As many as 17.8 million people in Asia could be pushed below the poverty line if the food price inflation doubles in 2011 and oil prices surge to USD 130 per barrel, according to a report by UN-ESCAP.
It said if staple food prices were to rise at twice the 2010 rate and average oil prices touch USD 130 a barrel, 17.8 million people would be pushed below the poverty line, said the report titled 'Economic and Social Survey of Asia and the Pacific 2011'.
"Food prices have increased in various countries by up to 35 per cent. Rising food prices are having dire effects on the poor and reversing development gains," the report said.
It also said that if food prices rise at the same rate as in 2010, and the average oil price be USD 115 a barrel then another 5.1 million people could come into poverty.
"The impact would be more severe in rural areas where the majority of poor live. India, Bangladesh, Nepal and the Lao people's Democratic Republic are the most vulnerable to the poverty-enhancing impact of high food and oil prices," the report said.

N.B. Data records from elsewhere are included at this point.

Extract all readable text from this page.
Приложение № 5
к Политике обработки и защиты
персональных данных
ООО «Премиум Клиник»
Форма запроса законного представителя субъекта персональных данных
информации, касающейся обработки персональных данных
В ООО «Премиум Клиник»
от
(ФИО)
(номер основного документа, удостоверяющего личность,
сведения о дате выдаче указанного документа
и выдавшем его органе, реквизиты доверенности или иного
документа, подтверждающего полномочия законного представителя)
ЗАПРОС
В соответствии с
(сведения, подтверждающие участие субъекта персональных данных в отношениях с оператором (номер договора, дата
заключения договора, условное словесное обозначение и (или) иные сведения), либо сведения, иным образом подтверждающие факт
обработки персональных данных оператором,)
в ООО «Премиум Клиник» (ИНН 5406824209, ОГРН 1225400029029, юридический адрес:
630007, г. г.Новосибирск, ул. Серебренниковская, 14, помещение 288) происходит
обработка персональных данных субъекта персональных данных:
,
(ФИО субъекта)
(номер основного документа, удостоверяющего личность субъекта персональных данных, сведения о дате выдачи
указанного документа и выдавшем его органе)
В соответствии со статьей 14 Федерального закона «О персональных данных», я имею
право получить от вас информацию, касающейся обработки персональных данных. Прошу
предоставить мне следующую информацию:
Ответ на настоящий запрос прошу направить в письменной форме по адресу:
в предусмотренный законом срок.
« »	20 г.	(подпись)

The UN ESCAP said that the target of halving hunger and poverty in Asia by 2015 under the Millennium Development Goal would be postponed till 2020 if food prices doubles.
"High food prices can keep people in the poverty or push below the poverty line if they are net buyers of staple food. Unexpected rises in staple food prices have an immediate negative effect on the urban poor," it said.
Earlier, an Asian Development Bank (ADB) report had said the resurgent food prices that a 10 per cent rise in domestic food prices could push an additional 64 million people, out of 3.3 billion people living in the continent, into extreme poverty, based on the USD 1.25 a day poverty line.